Un positionnement institutionnel central
L’ensemble de ses activités le place dans une double position institutionnelle exceptionnelle : d’une part au coeur du système politico-administratif français à travers ses contacts permanents avec l’ensemble des ministères, les parlementaires français, le Premier ministre et son cabinet, voire parfois l’Elysée ; d’autre part à l’interface de la scène européenne grâce aux relations quotidiennes entretenues avec la Représentation permanente, en contact avec les agents français de la Commission et les représentant au COREPER, mais également avec les parlementaires européens et la CJCE.
Une position privilégiée favorisée par une proximité avec Matignon permise par la « double-casquette » de son Secrétaire général : telle Mme Andreani aujourd’hui, celui-ci est en effet traditionnellement dans le même temps conseiller du Premier Ministre pour les affaires européennes. Une place qui renforce la légitimité de ses arbitrages en cas de désaccord entre les ministères, ce qui permet d’éviter à près de 95% des dossiers de « monter au bleu », c’est à dire au cabinet du Premier ministre pour que celui-ci tranche.

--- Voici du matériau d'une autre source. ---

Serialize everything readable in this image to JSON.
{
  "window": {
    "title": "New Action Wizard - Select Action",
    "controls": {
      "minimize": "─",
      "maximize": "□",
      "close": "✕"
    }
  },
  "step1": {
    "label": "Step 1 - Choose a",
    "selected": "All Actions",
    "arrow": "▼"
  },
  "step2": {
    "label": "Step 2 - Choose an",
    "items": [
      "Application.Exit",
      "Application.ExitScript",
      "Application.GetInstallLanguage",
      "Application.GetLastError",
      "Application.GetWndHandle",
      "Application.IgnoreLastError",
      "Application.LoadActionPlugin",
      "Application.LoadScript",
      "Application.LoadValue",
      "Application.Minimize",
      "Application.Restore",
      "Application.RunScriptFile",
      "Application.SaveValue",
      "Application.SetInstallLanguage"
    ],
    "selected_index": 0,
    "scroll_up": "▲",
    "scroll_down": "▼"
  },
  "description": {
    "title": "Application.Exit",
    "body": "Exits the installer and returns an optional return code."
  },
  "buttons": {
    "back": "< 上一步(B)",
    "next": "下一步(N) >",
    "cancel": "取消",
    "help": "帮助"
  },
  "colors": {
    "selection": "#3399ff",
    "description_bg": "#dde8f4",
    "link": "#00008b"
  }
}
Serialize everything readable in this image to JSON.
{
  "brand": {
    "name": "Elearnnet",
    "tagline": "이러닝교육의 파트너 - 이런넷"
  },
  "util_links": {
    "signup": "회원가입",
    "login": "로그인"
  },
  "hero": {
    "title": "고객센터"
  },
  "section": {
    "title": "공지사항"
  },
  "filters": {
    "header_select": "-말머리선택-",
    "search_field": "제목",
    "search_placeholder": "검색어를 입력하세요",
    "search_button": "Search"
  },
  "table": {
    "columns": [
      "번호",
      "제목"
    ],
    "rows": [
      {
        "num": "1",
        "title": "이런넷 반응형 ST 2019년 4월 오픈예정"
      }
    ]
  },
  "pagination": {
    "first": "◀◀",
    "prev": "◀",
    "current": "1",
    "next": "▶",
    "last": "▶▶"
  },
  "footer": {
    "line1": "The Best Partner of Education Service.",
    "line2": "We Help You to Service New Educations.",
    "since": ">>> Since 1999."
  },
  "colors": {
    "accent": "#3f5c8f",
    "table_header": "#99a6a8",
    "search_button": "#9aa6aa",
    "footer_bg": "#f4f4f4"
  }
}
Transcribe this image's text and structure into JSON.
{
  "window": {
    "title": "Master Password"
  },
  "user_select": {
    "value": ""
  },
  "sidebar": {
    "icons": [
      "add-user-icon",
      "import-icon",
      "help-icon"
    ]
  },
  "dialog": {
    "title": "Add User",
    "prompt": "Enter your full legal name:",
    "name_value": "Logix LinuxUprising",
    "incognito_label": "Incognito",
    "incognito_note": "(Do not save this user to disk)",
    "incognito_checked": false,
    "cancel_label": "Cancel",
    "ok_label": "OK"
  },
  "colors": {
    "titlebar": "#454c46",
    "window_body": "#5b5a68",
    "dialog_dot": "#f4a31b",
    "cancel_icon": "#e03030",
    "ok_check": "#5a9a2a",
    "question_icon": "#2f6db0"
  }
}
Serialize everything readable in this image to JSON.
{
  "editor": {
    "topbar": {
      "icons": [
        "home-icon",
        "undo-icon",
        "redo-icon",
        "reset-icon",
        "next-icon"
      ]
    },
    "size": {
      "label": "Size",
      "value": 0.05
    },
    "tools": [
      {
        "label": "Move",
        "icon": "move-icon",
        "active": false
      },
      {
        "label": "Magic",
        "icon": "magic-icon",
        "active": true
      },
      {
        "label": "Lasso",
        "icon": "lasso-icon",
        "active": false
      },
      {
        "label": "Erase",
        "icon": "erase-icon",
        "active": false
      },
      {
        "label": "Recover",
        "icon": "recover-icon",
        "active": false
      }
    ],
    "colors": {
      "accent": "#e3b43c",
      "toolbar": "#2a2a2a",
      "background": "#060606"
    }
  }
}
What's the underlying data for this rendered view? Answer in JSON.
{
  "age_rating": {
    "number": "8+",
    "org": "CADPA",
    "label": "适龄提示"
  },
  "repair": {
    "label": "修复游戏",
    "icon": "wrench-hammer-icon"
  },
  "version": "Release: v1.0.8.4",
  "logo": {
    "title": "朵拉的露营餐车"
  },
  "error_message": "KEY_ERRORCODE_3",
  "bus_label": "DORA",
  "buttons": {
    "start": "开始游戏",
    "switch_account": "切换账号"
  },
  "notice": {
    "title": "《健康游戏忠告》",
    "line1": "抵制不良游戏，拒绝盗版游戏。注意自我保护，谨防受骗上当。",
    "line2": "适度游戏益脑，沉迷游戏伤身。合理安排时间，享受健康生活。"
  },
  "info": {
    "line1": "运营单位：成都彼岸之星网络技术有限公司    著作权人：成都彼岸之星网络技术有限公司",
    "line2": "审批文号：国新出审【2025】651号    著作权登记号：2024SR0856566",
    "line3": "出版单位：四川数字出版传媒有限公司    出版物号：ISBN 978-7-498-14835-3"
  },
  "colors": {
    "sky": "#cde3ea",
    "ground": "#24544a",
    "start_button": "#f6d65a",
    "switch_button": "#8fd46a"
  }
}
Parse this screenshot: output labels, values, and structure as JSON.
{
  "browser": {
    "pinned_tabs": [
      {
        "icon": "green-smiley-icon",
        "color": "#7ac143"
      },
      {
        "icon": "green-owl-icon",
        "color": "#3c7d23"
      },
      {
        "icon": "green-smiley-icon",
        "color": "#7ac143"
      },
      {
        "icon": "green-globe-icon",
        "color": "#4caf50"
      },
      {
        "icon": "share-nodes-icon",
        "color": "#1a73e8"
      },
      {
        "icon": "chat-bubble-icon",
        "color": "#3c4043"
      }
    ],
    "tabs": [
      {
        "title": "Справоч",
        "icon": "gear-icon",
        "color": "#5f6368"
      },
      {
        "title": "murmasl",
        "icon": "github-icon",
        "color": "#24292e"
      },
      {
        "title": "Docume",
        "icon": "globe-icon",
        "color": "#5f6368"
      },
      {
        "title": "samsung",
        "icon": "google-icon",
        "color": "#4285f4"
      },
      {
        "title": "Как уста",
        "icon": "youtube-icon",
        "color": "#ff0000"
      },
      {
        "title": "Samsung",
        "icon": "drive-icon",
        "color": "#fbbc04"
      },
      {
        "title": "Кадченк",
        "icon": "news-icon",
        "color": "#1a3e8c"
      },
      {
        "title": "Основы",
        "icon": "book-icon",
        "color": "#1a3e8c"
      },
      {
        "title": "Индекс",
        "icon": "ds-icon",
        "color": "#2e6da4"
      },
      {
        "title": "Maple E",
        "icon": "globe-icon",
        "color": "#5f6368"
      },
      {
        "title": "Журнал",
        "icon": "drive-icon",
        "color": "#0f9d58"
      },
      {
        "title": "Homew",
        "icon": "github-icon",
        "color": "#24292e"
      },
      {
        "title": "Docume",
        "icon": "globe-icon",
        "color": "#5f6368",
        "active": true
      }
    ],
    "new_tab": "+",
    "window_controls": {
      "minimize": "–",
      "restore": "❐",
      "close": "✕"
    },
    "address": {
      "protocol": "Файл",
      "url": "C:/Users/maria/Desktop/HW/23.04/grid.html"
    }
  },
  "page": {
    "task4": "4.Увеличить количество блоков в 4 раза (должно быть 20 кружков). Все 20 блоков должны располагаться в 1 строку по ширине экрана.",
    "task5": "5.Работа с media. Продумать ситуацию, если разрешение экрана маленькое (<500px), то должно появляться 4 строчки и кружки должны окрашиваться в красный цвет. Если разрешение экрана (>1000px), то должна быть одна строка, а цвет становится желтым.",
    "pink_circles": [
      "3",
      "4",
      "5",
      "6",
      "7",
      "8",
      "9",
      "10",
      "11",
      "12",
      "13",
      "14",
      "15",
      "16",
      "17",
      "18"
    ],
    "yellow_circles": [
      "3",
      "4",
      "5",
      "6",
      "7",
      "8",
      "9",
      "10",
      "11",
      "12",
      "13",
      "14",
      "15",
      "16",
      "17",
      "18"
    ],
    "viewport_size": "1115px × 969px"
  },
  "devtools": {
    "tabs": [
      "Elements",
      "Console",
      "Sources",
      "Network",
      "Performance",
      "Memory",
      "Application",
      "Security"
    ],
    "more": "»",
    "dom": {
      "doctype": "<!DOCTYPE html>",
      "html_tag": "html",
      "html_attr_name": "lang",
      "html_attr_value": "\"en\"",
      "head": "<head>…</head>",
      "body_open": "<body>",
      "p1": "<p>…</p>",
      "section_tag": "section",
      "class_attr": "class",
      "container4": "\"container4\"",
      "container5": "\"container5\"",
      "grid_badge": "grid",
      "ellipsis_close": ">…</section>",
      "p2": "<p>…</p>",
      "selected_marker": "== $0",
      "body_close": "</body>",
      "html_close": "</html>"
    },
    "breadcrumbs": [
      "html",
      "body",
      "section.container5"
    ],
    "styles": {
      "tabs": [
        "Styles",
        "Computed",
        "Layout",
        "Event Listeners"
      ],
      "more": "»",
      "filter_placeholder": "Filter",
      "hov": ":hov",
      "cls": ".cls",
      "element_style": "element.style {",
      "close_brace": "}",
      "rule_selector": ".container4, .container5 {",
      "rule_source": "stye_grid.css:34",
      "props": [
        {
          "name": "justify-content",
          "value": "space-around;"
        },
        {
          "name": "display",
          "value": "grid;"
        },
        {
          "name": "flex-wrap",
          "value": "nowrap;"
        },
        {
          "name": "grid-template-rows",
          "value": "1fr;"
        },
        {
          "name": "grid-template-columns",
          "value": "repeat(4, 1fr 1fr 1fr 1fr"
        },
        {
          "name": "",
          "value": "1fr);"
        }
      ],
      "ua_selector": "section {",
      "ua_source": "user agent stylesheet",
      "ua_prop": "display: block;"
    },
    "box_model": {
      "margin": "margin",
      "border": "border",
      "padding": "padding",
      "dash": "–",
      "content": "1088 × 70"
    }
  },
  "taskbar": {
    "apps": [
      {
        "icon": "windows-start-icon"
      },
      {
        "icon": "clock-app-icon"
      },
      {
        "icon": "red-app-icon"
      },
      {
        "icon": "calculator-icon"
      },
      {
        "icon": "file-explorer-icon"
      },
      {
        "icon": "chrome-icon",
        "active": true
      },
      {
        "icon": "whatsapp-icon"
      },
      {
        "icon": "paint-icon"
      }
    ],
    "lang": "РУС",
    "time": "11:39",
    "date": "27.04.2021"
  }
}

Le SGAE est donc une administration efficace permettant une cohérence et une continuité dans la position française exprimée au niveau européen, au contraire d’Etats comme l’Allemagne pour lesquels il n’est pas rare que des ministres viennent défendre des positions opposées au Conseil. En cela, le SGAE est apparu pour certains nouveaux Etats membres d’Europe centrale et orientale, telle la Pologne, comme un modèle pertinent de structure de coordination interministérielle pour les questions européennes.